Martin KaFai Lau <kafai@xxxxxx> · Wed, 17 Aug 2022 17:21:44 -0700



On Wed, Aug 17, 2022 at 04:59:06PM -0700, Stanislav Fomichev wrote:
> On Wed, Aug 17, 2022 at 4:27 PM Martin KaFai Lau <kafai@xxxxxx> wrote:
> >
> > On Wed, Aug 17, 2022 at 03:41:26PM -0700, Stanislav Fomichev wrote:
> > > On Wed, Aug 17, 2022 at 12:07 PM Martin KaFai Lau <kafai@xxxxxx> wrote:
> > > >
> > > > On Tue, Aug 16, 2022 at 01:12:11PM -0700, Stanislav Fomichev wrote:
> > > > > Apparently, only a small subset of cgroup hooks actually falls
> > > > > back to cgroup_base_func_proto. This leads to unexpected result
> > > > > where not all cgroup helpers have bpf_{g,s}et_retval.
> > > > >
> > > > > It's getting harder and harder to manage which helpers are exported
> > > > > to which hooks. We now have the following call chains:
> > > > >
> > > > > - cg_skb_func_proto
> > > > >   - sk_filter_func_proto
> > > > >     - bpf_sk_base_func_proto
> > > > >       - bpf_base_func_proto
> > > > Could you explain how bpf_set_retval() will work with cgroup prog that
> > > > is not syscall and can return flags in the higher bit (e.g. cg_skb egress).
> > > > It will be a useful doc to add to the uapi bpf.h for
> > > > the bpf_set_retval() helper.
> > >
> > > I think it's the same case as the case without bpf_set_retval? I don't
> > > think the flags can be exported via bpf_set_retval, it just lets the
> > > users override EPERM.
> > eg. Before, a cg_skb@egress prog returns 3 to mean NET_XMIT_CN.
> > What if the prog now returns 3 and also bpf_set_retval(-Exxxx).
> > If I read how __cgroup_bpf_run_filter_skb() uses bpf_prog_run_array_cg()
> > correctly,  __cgroup_bpf_run_filter_skb() will return NET_XMIT_DROP
> > instead of the -Exxxx.  The -Exxxx is probably what the bpf prog
> > is expecting after calling bpf_set_retval(-Exxxx) ?
> > Thinking more about it, should __cgroup_bpf_run_filter_skb() always
> > return -Exxxx whenever a -ve retval is set in bpf_set_retval() ?
> 
> I think we used to have "return 0/1/2/3" to indicate different
> conditions but then switched to "return 1/0" + flags.
For 'int bpf_prog_run_array_cg(..., u32 *ret_flags)'?
I think it is more like return "0 (OK)/-Exxxx" + ret_flags now.

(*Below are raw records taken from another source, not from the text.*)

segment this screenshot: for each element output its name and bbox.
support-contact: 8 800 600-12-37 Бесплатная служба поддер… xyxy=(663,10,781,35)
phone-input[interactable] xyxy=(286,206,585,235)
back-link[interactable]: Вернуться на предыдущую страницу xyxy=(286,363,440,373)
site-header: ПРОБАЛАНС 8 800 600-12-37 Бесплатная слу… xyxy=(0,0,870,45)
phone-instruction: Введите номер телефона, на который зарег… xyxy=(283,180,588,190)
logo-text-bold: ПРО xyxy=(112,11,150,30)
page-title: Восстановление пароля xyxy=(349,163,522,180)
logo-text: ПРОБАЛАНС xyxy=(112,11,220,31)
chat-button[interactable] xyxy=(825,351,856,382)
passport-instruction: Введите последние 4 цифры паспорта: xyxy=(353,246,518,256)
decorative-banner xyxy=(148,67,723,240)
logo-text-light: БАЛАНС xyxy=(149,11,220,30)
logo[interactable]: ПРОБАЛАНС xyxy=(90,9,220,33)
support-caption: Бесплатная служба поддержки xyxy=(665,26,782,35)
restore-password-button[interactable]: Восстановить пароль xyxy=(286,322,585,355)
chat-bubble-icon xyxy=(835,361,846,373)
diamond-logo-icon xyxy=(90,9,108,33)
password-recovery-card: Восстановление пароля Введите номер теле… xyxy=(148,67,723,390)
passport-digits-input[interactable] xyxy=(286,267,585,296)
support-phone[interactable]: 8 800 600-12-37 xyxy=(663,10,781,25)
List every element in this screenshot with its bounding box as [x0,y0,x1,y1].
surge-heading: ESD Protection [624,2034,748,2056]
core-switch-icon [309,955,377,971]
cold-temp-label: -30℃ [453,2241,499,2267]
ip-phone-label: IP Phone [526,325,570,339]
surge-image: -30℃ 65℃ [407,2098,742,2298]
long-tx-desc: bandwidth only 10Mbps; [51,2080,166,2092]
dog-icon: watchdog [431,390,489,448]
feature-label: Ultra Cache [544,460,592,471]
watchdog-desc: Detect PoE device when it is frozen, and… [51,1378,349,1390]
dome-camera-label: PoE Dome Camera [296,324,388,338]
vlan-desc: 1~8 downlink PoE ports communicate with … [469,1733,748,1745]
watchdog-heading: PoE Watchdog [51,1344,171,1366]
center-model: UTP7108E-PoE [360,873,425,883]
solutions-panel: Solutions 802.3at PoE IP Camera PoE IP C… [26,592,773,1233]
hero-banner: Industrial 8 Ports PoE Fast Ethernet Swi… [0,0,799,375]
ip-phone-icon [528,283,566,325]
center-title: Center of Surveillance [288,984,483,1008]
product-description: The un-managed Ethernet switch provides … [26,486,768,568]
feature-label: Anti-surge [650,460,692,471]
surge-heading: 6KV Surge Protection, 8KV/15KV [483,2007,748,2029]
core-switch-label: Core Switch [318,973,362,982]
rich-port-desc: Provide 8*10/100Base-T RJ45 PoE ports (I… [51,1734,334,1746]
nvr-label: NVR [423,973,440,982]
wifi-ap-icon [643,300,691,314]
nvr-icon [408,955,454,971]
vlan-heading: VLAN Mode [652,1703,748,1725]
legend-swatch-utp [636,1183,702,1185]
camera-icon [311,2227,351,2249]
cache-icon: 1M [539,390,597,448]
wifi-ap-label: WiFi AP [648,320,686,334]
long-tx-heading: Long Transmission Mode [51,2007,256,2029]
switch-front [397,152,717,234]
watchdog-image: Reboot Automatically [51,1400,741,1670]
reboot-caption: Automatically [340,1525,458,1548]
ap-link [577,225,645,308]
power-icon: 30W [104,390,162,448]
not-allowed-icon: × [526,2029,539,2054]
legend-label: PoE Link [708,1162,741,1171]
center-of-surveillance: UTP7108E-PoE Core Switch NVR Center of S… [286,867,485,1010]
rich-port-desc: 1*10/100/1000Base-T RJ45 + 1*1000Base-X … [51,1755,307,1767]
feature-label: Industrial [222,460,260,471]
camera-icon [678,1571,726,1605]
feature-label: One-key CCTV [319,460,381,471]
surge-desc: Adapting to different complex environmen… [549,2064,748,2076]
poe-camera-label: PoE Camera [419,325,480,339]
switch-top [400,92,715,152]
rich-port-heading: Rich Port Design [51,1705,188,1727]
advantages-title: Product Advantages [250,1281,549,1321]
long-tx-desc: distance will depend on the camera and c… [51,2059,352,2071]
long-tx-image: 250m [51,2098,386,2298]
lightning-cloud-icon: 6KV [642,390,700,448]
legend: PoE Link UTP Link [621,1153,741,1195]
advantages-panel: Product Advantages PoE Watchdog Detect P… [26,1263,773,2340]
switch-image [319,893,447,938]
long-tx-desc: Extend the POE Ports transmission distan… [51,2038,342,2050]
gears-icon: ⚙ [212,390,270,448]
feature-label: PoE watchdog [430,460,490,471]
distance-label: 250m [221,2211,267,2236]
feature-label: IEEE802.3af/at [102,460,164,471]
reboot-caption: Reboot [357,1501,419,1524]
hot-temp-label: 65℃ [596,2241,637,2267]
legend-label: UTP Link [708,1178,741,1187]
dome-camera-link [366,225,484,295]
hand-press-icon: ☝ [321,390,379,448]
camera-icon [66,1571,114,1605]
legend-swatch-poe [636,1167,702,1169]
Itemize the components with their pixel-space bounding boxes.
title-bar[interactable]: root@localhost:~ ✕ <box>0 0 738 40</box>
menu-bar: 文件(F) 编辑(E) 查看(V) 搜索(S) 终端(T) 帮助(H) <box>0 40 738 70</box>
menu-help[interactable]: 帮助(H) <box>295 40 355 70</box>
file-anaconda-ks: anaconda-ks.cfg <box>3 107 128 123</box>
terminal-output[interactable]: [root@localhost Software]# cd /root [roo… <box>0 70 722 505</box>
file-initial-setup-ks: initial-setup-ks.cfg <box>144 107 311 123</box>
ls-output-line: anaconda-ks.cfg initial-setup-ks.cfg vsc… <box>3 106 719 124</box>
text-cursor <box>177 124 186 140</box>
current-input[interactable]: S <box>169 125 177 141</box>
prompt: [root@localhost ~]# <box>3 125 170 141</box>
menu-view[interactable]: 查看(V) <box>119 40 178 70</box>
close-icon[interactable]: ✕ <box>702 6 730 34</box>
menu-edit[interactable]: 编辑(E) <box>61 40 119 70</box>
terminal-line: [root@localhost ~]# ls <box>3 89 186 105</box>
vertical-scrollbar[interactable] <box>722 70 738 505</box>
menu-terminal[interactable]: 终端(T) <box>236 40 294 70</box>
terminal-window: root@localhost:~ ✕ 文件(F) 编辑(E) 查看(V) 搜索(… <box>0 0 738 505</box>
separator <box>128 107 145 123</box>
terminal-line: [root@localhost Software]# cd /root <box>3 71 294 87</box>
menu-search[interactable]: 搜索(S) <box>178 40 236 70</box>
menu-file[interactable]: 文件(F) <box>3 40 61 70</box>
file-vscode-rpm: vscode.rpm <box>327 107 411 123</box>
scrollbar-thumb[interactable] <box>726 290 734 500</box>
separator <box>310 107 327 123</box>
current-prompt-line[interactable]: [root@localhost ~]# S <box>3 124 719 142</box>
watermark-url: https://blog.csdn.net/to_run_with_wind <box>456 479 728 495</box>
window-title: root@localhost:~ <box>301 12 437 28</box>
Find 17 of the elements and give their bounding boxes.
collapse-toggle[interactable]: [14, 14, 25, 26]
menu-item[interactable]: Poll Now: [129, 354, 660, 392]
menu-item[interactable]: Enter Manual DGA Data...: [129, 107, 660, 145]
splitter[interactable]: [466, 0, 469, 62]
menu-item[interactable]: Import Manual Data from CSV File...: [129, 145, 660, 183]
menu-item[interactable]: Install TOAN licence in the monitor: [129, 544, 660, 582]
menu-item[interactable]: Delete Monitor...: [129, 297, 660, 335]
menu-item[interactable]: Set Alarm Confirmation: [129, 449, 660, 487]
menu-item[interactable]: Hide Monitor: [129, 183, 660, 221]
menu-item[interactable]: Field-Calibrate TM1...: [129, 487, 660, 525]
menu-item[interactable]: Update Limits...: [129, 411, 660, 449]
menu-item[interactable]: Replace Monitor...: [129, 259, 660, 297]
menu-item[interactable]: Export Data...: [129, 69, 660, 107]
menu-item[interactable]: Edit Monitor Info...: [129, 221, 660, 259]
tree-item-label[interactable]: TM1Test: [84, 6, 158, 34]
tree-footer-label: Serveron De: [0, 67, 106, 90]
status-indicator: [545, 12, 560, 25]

> So, technically, "return 3 + bpf_set_retval" is still fundamentally a
> "return 3" api-wise.
hm....for the exisiting usecase (eg. CGROUP_SETSOCKOPT), what does
"bpf-prog-return 1 + bpf_set_retval(-EPERM)" mean?

> I guess we can make bpf_set_retval override that but let me start by
> trying to document what we currently have.
To be clear, for cg_skb case, I meant to clear the ret_flags only if
run_ctx.retval is set.

> If it turns out to be super ugly, we can try to fix it. (not sure how
> much of a uapi that is)
sgtm.

> 
> 
> 
> > > Let me verify and I can add a note to bpf_set_retval uapi definition
> > > to mention that it just overrides EPERM. bpf_set_retval should
> > > probably not talk about userspace/syscall and instead use the words
> > > like "caller".
> > yeah, it is no longer syscall return value only now.